Closed RubenKelevra closed 1 year ago
Thank you for submitting this PR! A maintainer will be here shortly to review it. We are super grateful, but we are also overloaded! Help us by making sure that:
The context for this PR is clear, with relevant discussion, decisions and stakeholders linked/mentioned.
Your contribution itself is clear (code comments, self-review for the rest) and in its best form. Follow the code contribution guidelines if they apply.
Getting other community members to do a review would be great help too on complex PRs (you can ask in the chats/forums). If you are unsure about something, just leave us a comment. Next steps:
A maintainer will triage and assign priority to this PR, commenting on any missing things and potentially assigning a reviewer for high priority items.
The PR gets reviews, discussed and approvals as needed.
The PR is merged by maintainers when it has been approved and comments addressed.
We currently aim to provide initial feedback/triaging within two business days. Please keep an eye on any labelling actions, as these will indicate priorities and status of your contribution. We are very grateful for your contribution!

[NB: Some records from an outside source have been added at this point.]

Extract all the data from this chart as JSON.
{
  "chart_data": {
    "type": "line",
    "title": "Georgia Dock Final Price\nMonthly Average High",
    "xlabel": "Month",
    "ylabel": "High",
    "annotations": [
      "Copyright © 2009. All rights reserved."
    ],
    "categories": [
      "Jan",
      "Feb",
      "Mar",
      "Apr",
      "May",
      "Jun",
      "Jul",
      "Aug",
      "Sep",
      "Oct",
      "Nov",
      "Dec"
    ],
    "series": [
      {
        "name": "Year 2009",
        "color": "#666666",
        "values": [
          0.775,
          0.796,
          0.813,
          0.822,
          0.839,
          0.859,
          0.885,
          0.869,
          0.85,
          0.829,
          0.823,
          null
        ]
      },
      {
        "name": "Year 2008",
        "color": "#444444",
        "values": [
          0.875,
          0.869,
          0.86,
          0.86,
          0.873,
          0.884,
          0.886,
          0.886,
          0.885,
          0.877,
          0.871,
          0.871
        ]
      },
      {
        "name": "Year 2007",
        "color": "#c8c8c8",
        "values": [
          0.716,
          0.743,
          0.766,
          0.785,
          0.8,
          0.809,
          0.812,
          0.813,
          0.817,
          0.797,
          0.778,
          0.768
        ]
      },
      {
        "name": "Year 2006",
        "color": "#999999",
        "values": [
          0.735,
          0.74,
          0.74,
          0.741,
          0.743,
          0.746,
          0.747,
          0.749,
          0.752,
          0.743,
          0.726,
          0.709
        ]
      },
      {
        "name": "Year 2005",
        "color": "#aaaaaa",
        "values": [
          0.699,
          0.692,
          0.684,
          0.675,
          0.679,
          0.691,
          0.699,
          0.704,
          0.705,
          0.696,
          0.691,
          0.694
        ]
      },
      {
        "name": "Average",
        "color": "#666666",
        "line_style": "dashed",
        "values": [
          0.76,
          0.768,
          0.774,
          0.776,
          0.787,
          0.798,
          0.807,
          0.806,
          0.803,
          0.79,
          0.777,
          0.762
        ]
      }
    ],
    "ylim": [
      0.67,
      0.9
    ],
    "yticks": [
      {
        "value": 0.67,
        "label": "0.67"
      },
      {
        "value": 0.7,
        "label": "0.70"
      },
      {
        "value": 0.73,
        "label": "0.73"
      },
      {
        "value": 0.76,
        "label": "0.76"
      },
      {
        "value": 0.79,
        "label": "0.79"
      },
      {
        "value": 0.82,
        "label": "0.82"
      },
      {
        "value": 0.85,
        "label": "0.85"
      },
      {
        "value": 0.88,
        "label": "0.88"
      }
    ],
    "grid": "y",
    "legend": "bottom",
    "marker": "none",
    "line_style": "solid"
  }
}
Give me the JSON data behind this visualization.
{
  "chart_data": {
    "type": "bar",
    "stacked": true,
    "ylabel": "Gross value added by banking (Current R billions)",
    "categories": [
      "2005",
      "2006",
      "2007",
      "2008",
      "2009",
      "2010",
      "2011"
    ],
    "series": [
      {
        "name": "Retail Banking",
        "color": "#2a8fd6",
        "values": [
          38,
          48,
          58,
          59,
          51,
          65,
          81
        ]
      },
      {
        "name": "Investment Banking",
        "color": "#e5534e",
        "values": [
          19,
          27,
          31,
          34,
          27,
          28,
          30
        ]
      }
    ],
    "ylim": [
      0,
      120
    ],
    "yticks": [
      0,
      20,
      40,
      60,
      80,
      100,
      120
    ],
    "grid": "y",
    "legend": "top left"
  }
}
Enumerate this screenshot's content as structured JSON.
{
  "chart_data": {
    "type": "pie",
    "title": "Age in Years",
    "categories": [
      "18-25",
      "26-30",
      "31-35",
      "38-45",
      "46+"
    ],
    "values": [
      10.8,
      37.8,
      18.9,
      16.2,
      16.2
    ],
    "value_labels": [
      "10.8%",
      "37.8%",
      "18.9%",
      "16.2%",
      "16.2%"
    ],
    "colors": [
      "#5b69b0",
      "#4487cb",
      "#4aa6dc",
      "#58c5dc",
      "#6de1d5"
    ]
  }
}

Hey @Stebalien, the previous settings are way too large to do sensible deduplication.
There's a study linked in https://github.com/ipfs/go-ipfs/issues/7966 which states, that 64 KByte is a good choice for deduplication when compression is applied too.
But that's for highly mixed data and with very limited memory per terabyte of storage.
We don't have such restrictions, users can choose buzhash blocked data like iso images, VM images uncompressed tar archives as well as HTML, CSS, and other text-based files.
With the new buzhash size those should deduplicate very well.
For any compressed or encrypted data format deduplication isn't possible anyway, so they can be stored in the default 256 K blocks and don't need the overhead of being stored with smaller blocks.
I agree we should change the defaults (although please also consider that we're trading off per-block overhead in terms of access times, network overhead, latencies, etc). However, if we're going to change the defaults, I'd like to let users revert to the old defaults (e.g., to ensure hashes converge with previously imported data).
I mean, sure, there's some overhead involved - but on small files, this is probably not significant. It's more important that many different versions of SQL dumps, VM images, iso images, etc. properly deduplicate.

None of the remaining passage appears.